Primò, le Théatre eſt à vôtre avis l’écôle des paſſions, ſecundò, les Dames Françoiſes ont les mœurs des Vivandieres & ſont cauſe du peu de cas que l’on fait à Paris de la vertu. En troiſiéme lieu les Comédiens ſont des gens ſans mœurs, il n’eſt pas posſible qu’ils en aient, leur état s’y opoſe, & vous ne ſeriez pas ſurpris qu’ils fuſſent des fripons par ce qu’ils en jouent ſouvent le rôle au Théatre. En quatriéme lieu, nouveau Jonas, vous prédiſez la corruption des mœurs de Genève & ſa ruine, comme le Prophete a prédit celle de Ninive.
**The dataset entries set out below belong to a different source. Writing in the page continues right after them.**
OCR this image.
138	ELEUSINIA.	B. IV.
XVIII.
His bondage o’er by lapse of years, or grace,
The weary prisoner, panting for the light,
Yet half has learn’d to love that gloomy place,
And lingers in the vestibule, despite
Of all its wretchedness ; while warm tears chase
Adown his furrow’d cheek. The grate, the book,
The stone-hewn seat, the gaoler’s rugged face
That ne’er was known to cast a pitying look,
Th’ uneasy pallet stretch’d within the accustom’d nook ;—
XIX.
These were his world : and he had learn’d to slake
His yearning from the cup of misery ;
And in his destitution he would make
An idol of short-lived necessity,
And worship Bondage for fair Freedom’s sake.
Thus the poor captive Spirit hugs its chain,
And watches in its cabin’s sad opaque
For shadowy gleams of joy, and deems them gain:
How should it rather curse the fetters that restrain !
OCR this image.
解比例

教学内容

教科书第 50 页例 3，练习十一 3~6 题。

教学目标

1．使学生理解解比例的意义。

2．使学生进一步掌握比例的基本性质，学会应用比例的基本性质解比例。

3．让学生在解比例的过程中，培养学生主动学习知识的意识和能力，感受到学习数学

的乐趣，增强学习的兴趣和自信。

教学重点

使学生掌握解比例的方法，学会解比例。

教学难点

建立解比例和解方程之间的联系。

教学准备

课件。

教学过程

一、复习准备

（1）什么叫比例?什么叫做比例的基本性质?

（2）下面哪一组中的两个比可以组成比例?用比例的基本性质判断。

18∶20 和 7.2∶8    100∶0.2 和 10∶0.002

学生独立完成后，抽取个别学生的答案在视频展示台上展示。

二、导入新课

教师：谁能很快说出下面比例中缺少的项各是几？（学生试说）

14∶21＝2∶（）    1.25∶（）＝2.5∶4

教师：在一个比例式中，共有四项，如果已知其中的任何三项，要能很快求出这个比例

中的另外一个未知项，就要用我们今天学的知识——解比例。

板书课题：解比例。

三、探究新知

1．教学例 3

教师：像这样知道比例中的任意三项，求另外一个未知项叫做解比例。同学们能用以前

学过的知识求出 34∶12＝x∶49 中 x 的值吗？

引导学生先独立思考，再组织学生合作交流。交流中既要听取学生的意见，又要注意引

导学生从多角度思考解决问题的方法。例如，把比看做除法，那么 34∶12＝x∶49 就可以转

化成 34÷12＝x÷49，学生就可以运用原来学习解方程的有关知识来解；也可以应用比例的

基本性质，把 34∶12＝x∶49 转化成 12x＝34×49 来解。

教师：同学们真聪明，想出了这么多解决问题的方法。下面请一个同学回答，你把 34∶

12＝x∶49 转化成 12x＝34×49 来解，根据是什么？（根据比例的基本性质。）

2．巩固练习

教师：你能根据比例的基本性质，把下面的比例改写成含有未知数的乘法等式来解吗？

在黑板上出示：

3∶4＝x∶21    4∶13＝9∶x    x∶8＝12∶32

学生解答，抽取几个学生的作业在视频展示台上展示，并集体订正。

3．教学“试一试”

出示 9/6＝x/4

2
Le feu, l’enthouſiaſme, l’éloquence dont vous avez embelli ces quatre paradoxes vous ont acquis des partiſans que je veux détromper. Je n’ai pas aſſurement pour plaider la cauſe de la vérité, les avantages dont vous abuſez pour établir vos erreurs ; mais ſon éclat ſuppléera à l’inſuffiſance de ma plume. J’ecarterai ſeulement les nuages dont vous offusquez la raiſon, il ne faut que la montrer pour qu’on la ſuive, un beau ſtile n’ajoute rien à ſa puisſance.